A Amazônia Legal é uma área de 5.217.423 km², que corresponde a 61% do território brasileiro. Além de abrigar todo o bioma Amazônia brasileiro, ainda contém 20% do bioma Cerrado e parte do Pantanal matogrossesense. Ela engloba a totalidade dos estados do Acre, Amapá, Amazonas, Mato Grosso, Pará, Rondônia, Roraima e Tocantins e parte do Estado do Maranhão. Apesar de sua grande extensão territorial, a região tem apenas 21.056.532 habitantes, ou seja, 12,4% da população nacional, e a menor densidade demográfica do país (cerca de 4 habitantes por km²).

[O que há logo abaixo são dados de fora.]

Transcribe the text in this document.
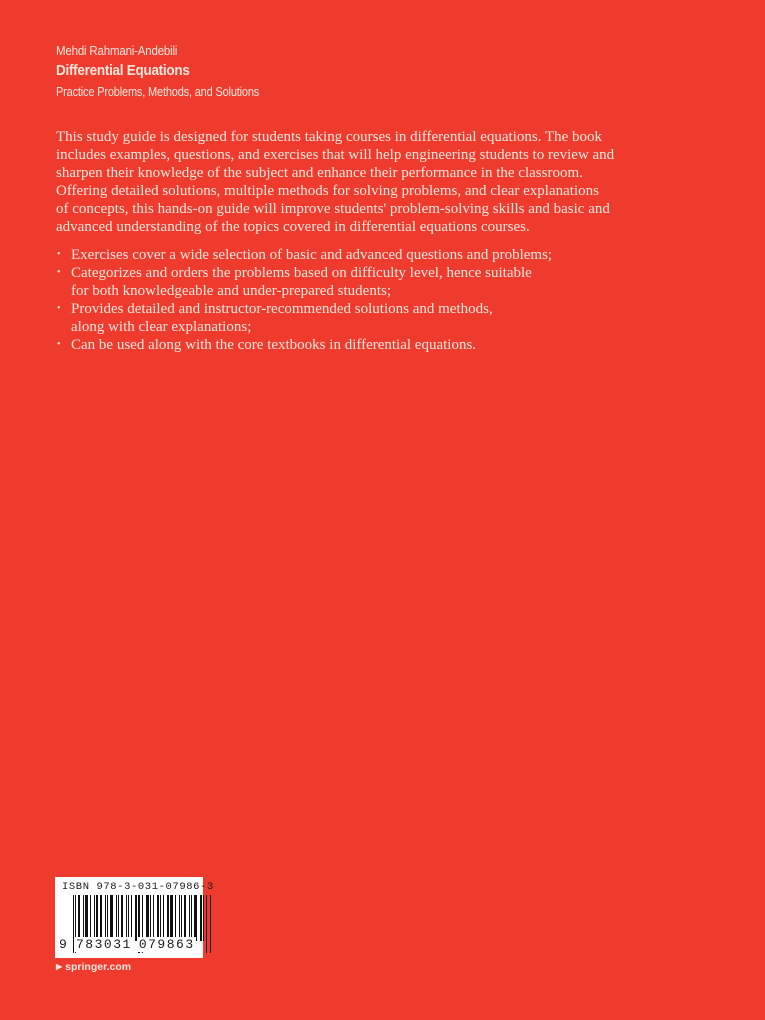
Mehdi Rahmani-Andebili
Differential Equations
Practice Problems, Methods, and Solutions
This study guide is designed for students taking courses in differential equations. The book
includes examples, questions, and exercises that will help engineering students to review and
sharpen their knowledge of the subject and enhance their performance in the classroom.
Offering detailed solutions, multiple methods for solving problems, and clear explanations
of concepts, this hands-on guide will improve students' problem-solving skills and basic and
advanced understanding of the topics covered in differential equations courses.
• Exercises cover a wide selection of basic and advanced questions and problems;
• Categorizes and orders the problems based on difficulty level, hence suitable
for both knowledgeable and under-prepared students;
• Provides detailed and instructor-recommended solutions and methods,
along with clear explanations;
• Can be used along with the core textbooks in differential equations.
ISBN 978-3-031-07986-3
9 783031 079863
▶ springer.com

Nos nove estados residem 55,9% da população indígena brasileira, representando cerca de 250 mil pessoas, segundo a Fundação Nacional de Saúde (Funasa).

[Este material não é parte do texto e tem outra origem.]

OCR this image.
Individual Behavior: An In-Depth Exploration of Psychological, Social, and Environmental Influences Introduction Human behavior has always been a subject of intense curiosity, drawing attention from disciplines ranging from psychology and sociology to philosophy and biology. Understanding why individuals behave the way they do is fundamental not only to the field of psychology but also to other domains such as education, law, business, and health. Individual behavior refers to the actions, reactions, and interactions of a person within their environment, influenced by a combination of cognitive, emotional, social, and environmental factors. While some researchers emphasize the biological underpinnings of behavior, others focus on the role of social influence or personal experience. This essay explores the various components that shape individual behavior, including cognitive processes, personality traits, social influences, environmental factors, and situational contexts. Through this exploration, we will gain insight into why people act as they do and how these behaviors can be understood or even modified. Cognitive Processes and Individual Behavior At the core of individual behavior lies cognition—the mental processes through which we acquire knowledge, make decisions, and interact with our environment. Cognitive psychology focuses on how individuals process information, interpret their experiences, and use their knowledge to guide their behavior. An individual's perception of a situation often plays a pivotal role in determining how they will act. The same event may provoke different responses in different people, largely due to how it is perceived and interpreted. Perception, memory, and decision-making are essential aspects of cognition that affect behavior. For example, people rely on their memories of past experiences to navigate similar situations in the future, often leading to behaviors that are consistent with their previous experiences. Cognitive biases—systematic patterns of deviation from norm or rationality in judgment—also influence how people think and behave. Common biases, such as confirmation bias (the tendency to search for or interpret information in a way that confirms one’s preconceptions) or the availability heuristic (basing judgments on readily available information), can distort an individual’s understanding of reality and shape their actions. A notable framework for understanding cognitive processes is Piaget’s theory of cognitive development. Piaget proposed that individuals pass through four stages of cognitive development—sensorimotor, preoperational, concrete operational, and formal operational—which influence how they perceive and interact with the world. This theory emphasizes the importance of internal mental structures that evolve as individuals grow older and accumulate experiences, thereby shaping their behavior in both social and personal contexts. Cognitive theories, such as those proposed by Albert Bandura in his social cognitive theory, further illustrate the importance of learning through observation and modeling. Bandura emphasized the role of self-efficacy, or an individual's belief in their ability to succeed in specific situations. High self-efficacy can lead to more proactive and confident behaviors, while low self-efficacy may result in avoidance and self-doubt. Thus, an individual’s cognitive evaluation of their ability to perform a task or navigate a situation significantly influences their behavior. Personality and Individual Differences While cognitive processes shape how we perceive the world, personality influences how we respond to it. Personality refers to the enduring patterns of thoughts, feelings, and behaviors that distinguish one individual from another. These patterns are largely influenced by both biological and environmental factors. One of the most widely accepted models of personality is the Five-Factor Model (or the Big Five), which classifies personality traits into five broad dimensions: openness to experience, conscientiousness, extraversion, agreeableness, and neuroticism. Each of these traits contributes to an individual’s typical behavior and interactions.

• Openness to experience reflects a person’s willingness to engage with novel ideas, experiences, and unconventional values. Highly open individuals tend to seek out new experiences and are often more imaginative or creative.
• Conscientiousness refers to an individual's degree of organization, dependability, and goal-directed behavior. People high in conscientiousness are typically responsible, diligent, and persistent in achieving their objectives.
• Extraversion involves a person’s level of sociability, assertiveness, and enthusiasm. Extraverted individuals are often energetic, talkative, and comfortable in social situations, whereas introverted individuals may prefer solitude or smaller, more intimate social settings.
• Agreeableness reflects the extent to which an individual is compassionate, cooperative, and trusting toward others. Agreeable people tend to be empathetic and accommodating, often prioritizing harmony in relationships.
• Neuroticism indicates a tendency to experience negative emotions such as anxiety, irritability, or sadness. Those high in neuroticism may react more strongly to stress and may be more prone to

Nela também está a Bacia Amazônica, a maior bacia hidrográfica do mundo, com cerca de um quinto do volume total de água doce do planeta. Por abranger três biomas, exibe a elevada biodiversidade desses ambientes. Na Amazônia, são aproximadamente 40 mil espécies de plantas e mais de 400 de mamíferos. Os pássaros somam quase 1.300, e os insetos chegam a milhões. Os rios amazônicos guardam outras 3 mil espécies de peixes.l


SAIBA MAIS

O estudo

A Fundação Oswaldo Cruz utilizou dados de um informe técnico do Observatório de Clima e Saúde, projeto coordenado pelo Icict. O estudo contou também com cientistas da Escola Nacional de Saúde Pública (Ensp/Fiocruz), da Universidade de São Paulo (USP) e da Universidade do Estado de Mato Grosso (Unemat). O objetivo do trabalho é alertar gestores e profissionais do SUS, de modo a se programarem para o atendimento à saúde das populações mais vulneráveis. Além disso, o levantamento apontou para a importância de reforçar a atenção básica e a busca ativa de casos em locais de maior concentração de queimadas e maiores níveis de poluição atmosférica, já que alguns grupos populacionais podem não ter acesso a hospitais.

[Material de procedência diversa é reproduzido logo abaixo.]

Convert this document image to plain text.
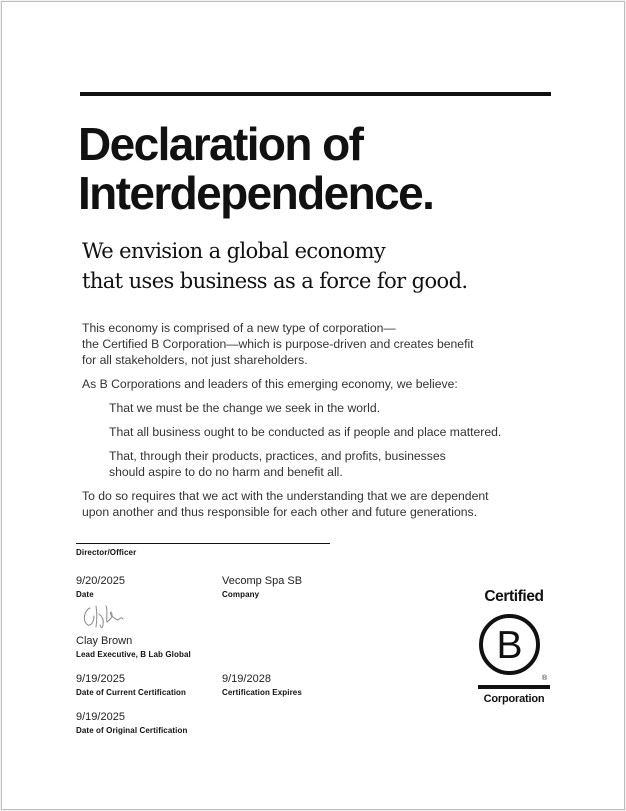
Declaration of
Interdependence.
We envision a global economy
that uses business as a force for good.

This economy is comprised of a new type of corporation—
the Certified B Corporation—which is purpose-driven and creates benefit
for all stakeholders, not just shareholders.

As B Corporations and leaders of this emerging economy, we believe:

That we must be the change we seek in the world.

That all business ought to be conducted as if people and place mattered.

That, through their products, practices, and profits, businesses
should aspire to do no harm and benefit all.

To do so requires that we act with the understanding that we are dependent
upon another and thus responsible for each other and future generations.

Director/Officer
9/20/2025
Date
Vecomp Spa SB
Company
Clay Brown
Lead Executive, B Lab Global
9/19/2025
Date of Current Certification
9/19/2028
Certification Expires
9/19/2025
Date of Original Certification
Certified
B
®
Corporation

Os pesquisadores reuniram dados do Sistema de Informações Hospitalares (SIH), do DataSUS, entre os meses de maio e junho - último período disponível -, e aplicaram sobre eles uma técnica de “varredura espacial” chamada Satscan, para detectar conjuntos de municípios que possuem taxas de internação por doenças respiratórias acima do valor esperado. Foram usados, também, dados do Instituto Nacional de Meteorologia (Inmet) e dos sistemas BDQueimadas e Prodes Desmatamento, ambos produzidos pelo Instituto Nacional de Pesquisas Espaciais (Inpe). Os dados obtidos, porém, são preliminares, uma vez que nem todas as internações do período estudado já estão cadastradas no sistema. Por isso, é possível que os índices sejam ainda mais graves.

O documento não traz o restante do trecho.